I did it! I did it! I really, really did! And boy oh boy am I ECSTATIC about it! After searching the web to find various methods of baking and creating with medlar, I pieced together a few simple steps to come up with this beautiful tart but sweet jam. Everyone that steps foot in this house, gives it a try and is blown away by the taste! I just had to share.
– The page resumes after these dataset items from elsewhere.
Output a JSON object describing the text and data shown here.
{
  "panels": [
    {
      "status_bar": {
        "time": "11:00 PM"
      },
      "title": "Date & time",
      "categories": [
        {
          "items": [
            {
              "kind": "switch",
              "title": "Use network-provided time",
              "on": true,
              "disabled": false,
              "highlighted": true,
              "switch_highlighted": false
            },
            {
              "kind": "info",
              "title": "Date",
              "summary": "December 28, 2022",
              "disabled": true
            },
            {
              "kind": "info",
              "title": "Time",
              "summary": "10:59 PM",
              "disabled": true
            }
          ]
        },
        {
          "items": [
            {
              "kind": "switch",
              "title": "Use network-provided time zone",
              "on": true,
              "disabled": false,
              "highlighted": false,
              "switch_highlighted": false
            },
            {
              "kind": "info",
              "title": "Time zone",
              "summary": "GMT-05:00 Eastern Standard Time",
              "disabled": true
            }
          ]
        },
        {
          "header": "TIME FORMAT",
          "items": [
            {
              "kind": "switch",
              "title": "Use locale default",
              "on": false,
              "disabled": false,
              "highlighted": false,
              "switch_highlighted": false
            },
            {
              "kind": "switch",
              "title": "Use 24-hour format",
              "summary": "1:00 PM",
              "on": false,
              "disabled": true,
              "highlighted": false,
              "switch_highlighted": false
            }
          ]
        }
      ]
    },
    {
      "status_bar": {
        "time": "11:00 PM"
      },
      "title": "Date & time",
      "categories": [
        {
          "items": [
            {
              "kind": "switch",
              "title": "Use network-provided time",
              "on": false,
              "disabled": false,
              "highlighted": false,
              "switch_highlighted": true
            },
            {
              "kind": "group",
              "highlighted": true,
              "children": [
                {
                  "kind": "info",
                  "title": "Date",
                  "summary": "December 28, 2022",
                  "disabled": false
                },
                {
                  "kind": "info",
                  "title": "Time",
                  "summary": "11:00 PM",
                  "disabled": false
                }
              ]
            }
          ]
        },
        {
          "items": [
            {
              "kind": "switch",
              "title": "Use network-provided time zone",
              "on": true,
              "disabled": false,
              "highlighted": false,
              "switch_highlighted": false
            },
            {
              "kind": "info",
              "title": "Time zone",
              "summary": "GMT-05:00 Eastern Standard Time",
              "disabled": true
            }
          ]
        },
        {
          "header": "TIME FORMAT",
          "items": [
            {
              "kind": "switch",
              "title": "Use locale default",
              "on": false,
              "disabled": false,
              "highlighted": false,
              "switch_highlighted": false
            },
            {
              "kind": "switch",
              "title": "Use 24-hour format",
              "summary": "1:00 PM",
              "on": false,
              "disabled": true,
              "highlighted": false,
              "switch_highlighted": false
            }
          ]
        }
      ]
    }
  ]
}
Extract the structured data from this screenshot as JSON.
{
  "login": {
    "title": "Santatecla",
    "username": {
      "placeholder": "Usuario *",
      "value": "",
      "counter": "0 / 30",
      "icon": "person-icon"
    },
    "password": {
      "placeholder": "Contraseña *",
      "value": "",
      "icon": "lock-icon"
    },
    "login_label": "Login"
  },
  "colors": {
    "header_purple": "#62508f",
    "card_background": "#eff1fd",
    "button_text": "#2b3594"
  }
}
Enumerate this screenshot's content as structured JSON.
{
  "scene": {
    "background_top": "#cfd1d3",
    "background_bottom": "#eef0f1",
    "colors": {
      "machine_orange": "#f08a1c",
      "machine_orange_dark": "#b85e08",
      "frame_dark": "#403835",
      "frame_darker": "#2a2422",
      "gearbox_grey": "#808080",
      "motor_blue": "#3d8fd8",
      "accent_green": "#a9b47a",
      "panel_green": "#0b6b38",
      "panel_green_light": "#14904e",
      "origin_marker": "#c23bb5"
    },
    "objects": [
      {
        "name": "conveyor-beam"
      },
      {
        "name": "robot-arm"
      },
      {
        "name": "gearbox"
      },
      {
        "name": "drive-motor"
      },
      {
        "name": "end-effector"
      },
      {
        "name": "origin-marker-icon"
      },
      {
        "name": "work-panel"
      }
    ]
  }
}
Now, not all of the fruit is ripe when picked. Remember, this little guy needs frost to make the pulp turn soft, to be edible. (That's why it's considered a late fall, early winter fruit.) So....first take the fruit that is not soft. Cut off both ends, keeping the skin on, toss them into a cooking pot, (this particular sky blue pot is cast iron - cooks really great, but when you cook with cast iron, remember that the heat does not need to be as high as the recipe may call for.) Next, take your soft fruit and from the papery bud ends, hold it and squeeze all the pulp out. The amount of fruit calls for the equal amount of sugar and of water.  I added lemon zest to mine and think it gives a great surprise. After a couple minutes, (watch it carefully), the solid fruit should start to pop and the skin will break. When this happens, remove from heat and and use a potato masher to stomp everything down to a thick soup consistency but with little clumps. (The clumps are the seeds you don't need.) Next, grab a separate bowl and a large strainer. Pour everything into the strainer and use a wooden spoon to mash everything through. If you do this part right, your hand and arm will be very sore at the end of this recipe, but you will be left with a little piece of heaven in your bowl:)  Clean your cooking pot and pour the ingredients back in. Cook for 5-7 more minutes on a medium to low heat. You can add more lemon zest and other ingredients if you like. Jar your jam while it's still hot so it cools to a seal. Could you imagine if you added little edible lavender flowers? How great! Use this jam on toast, biscuits, pancakes, and crepes. It really is a unique and fruity taste, similar to a cross between a quince and pear. Hope you enjoy!